Paul stresses that the relationship isn't quite this straightforward. (Very little in ecology ever is.) Urbanization can boost populations of this mosquito, he agrees, but improved living conditions that sometimes come with urban development can also have the opposite effect, reducing mosquito populations and disease transmission.

Aedes aegypti larvae squirm in their preferred habitat of still water.

Growing populations of this insect are not great news for humans. Aedes aegypti's common name is the "yellow fever mosquito," a title earned because it serves as the vector for several potentially-deadly viruses including dengue, chikungunya, Zika, Mayaro and, of course, yellow fever.

Naturally, Aedes aegypti garner a lot of scientific attention. Lots of researchers have asked whether climate change will increase their range or boost their populations, potentially causing a lot of human illness. People have created detailed models to predict the effect of temperature on these blood-suckers.

A single A. aegypti pupa, which Paul will meticulously measure. The pupa stage, analogous to the butterfly's chrysalis, is where the larva metamorphoses into the all-too-familiar, winged and whining adult.

But, says Paul Huxley, temperature isn't the only variable at stake. Food is on the table, too.
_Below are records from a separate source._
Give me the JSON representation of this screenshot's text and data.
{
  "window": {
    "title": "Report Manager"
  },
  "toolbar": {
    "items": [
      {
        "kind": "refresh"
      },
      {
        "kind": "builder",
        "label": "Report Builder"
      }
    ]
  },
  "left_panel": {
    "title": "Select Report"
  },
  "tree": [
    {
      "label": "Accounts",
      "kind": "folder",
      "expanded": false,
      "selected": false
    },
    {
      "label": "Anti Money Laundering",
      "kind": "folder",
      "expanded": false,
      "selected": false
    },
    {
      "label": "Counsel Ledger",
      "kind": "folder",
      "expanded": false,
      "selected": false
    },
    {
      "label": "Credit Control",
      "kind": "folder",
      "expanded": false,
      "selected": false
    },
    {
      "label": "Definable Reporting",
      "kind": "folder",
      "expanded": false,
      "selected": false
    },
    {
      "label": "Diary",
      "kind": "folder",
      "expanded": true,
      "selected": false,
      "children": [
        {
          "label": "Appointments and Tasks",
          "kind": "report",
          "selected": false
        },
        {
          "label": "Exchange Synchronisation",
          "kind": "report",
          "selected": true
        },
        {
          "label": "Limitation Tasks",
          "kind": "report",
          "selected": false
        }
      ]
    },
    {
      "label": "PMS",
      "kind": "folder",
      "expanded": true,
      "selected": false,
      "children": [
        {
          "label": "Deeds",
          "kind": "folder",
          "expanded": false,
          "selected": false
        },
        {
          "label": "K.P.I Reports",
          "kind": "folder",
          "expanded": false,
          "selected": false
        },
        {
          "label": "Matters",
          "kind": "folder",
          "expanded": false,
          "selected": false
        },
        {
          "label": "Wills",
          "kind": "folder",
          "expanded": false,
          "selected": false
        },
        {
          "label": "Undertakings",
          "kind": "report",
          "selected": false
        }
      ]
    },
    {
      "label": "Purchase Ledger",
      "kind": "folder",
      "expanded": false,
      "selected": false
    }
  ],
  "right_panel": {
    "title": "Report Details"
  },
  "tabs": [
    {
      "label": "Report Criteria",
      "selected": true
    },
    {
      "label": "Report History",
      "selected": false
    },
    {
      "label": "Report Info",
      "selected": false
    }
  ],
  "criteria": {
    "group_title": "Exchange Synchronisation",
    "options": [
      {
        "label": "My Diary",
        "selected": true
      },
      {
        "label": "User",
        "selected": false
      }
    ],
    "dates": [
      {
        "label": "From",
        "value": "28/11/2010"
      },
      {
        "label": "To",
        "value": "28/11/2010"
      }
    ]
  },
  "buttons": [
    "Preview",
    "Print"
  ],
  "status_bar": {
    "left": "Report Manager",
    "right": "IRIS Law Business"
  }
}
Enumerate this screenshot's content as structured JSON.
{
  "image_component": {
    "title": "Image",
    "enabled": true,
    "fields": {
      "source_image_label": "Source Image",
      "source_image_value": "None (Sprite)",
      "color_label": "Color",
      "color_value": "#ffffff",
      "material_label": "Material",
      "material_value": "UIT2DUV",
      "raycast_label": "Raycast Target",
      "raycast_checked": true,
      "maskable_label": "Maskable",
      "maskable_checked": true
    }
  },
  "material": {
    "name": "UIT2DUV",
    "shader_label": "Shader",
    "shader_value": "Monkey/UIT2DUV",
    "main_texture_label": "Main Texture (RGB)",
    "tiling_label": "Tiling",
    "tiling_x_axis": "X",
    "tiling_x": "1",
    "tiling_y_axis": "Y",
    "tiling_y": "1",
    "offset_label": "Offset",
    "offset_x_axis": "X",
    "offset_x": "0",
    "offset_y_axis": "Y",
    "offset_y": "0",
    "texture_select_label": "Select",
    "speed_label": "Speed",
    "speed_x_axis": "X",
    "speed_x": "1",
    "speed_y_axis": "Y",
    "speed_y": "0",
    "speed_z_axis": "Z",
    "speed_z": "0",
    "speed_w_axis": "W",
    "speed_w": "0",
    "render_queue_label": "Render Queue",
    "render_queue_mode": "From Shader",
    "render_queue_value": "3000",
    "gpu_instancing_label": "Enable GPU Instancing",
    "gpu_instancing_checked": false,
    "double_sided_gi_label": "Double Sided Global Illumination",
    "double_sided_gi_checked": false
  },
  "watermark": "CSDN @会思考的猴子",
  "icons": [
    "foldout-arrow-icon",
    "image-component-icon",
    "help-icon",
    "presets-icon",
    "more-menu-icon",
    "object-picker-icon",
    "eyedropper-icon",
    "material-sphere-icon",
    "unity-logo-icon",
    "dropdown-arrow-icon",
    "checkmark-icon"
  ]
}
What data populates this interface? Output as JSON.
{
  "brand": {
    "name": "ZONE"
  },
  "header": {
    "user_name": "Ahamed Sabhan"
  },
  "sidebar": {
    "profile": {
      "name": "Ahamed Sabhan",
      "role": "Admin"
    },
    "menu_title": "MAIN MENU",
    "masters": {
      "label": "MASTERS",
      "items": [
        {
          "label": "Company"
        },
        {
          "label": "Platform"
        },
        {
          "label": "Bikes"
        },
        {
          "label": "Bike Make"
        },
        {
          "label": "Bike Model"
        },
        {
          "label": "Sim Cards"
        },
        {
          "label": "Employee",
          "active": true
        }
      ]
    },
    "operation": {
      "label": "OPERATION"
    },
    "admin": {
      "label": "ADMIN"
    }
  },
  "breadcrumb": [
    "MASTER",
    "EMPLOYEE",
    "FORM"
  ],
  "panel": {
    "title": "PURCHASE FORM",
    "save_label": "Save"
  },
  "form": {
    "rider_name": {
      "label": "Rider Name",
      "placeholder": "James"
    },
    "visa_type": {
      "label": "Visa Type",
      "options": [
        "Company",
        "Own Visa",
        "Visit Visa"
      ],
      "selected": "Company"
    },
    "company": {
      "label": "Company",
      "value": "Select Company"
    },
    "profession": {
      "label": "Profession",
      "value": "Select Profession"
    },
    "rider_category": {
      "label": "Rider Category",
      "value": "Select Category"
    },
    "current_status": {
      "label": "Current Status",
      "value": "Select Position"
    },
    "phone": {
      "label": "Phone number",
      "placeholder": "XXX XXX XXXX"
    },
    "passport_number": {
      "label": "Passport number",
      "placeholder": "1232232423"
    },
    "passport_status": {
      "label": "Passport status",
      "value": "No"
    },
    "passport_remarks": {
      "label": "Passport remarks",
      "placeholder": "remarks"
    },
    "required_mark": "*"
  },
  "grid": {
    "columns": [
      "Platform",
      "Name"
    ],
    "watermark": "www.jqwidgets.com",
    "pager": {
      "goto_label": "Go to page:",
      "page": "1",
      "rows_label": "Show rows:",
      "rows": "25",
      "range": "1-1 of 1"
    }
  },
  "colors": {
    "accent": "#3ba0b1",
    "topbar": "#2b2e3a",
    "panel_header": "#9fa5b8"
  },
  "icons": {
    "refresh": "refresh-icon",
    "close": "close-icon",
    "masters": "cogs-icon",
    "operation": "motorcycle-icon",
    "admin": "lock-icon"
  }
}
Aedes aegypti larvae munch on microbial detritus in stagnant freshwater—anything from natural puddles to upside-down tires—and this food source could become more abundant as temperatures rise and microbial metabolisms speed up.

That's just one possible scenario. Paul wants to find out how temperature and nutrition affect the mosquito's success in terms of its growth, survival, body size, and reproduction—and how these individual traits affect overall fitness.

Notice the adult mosquito sitting on the water's surface in its own private test tube, with the shell of its pupa behind. Paul counts how many days the adults survive without drinking blood.

Paul's research is based on something called the Metabolic Theory of Ecology. According to this theory, the speed at which an animal uses energy—its metabolic rate—is the fundamental factor governing most of the patterns we see in biology. Across most species, traits such as body size and lifespan tend to scale predictably with metabolism. (As an example for the math-minded among you:  an animal's metabolic rate scales to the ¾ power of the animal's mass.)

When the adult mosquito dies, Paul dries it out to check its body mass and measures its tiny wingspan under a microscope.

Paul wants to know if Aedes aegypti follow this pattern. Do their traits scale with their metabolism, as the Metabolic Theory of Ecology predicts? If they do, scientists could use that relationship predict how A. aegypti populations may respond to shifts in temperature and food in different habitats around the world—a task that is becoming more important as a changing climate and adapting microbes make our world less predictable than ever.

A sign on the door out of Paul's lab reminds you to please leave the mosquitoes where you found them.